= Avalon, Ottawa =

Neighbourhood in Orleans, Ontario, Canada

Avalon is a neighbourhood located in Orleans, a suburb in the east end of Ottawa, Ontario, Canada. Prior to amalgamation in 2001, the area was in the City of Cumberland.

This neighbourhood was non-existent until the late 1990s when the urban sprawl intensified in the east end. Avalon quickly developed in the area is now bordered to the north by Innes Road, to the east by a line following (from north to south) Portobello Boulevard to Brian Coburn Boulevard to Trim Road, the west by Mer Bleue Road and to the south by Wall Road. According to the Canada 2011 Census, this area had a population of 12,455.

The development of the area slowed when the developer had to return to previously built houses to fix foundations.
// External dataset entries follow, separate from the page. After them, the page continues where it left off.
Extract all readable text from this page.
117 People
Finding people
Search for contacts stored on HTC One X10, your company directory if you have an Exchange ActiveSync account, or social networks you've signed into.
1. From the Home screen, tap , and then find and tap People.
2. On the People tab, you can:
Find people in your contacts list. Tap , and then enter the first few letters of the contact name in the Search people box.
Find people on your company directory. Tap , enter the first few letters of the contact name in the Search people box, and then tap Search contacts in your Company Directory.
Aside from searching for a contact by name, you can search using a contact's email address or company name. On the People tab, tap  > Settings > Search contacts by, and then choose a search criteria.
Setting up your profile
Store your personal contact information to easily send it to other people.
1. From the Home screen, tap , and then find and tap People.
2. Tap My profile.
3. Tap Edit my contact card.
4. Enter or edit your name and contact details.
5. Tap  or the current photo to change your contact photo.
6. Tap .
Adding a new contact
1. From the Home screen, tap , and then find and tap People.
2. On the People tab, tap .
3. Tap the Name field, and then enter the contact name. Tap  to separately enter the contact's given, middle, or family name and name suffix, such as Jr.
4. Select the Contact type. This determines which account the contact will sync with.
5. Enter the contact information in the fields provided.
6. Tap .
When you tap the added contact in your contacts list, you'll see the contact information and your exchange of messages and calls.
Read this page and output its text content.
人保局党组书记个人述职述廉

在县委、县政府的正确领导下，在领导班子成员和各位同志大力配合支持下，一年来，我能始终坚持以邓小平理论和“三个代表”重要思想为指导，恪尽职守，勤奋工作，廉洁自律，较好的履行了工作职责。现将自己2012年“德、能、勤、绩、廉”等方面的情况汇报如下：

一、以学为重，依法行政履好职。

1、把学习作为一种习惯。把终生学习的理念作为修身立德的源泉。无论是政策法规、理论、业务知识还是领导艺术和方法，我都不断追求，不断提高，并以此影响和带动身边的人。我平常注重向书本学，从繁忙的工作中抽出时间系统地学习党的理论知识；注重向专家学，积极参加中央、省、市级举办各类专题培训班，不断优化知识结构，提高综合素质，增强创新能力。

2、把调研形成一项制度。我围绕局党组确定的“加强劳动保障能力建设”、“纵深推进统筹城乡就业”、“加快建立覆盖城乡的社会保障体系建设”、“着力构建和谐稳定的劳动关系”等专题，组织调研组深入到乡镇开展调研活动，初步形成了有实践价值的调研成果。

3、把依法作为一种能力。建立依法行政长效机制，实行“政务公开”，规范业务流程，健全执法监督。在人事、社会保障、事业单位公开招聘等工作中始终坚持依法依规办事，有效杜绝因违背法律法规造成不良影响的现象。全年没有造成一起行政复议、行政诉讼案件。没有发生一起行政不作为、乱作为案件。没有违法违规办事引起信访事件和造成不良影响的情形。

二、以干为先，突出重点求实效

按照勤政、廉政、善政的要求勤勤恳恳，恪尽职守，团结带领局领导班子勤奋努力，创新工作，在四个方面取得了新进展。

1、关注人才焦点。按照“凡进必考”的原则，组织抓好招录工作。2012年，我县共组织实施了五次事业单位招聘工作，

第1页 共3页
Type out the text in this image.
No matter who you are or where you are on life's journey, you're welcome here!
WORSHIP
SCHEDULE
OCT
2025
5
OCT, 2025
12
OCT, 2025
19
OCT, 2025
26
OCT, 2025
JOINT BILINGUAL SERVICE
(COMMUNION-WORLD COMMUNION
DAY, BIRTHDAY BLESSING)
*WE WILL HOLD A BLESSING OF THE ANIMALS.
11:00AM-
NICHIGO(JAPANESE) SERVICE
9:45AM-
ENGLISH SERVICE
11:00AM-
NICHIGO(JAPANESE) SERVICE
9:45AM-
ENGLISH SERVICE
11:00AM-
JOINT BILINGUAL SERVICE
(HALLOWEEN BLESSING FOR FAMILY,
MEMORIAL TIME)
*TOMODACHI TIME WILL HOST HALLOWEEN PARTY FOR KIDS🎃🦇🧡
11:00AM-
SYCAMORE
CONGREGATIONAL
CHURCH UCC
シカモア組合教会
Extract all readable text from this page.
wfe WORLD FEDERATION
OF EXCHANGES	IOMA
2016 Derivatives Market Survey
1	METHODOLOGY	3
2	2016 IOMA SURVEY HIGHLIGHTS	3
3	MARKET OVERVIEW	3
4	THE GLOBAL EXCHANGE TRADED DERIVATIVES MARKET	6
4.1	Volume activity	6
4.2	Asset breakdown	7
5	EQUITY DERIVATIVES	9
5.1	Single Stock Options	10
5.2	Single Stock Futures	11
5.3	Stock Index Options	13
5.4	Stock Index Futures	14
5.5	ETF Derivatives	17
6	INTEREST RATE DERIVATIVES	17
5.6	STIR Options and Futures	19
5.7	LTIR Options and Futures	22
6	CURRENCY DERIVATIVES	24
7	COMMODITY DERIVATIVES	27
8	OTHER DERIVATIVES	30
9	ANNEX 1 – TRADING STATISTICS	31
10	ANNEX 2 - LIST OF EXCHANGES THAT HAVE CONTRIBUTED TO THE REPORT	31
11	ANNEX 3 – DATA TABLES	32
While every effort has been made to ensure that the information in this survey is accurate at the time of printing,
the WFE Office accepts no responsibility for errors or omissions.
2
Some have criticized the builder for building on swampland without proper engineering.

At the intersection of Innes and Tenth Line, a large commercial zone with several department and big-box stores developed in conjunction of the residential boom of Avalon. This new district displaced some customers away from Place d'Orléans. A smaller commercial area is currently underway on Trim Road south of Innes.

Plans by the city of Ottawa may bring an O-Train east-west light-rail line in the area but it was still several years away. However, the cancellation of the north-south extension project on December 14, 2006 may halt those plans.

The neighbourhood is part of the Portobello South Community Development Association, which also includes Notting Gate and Notting Hill.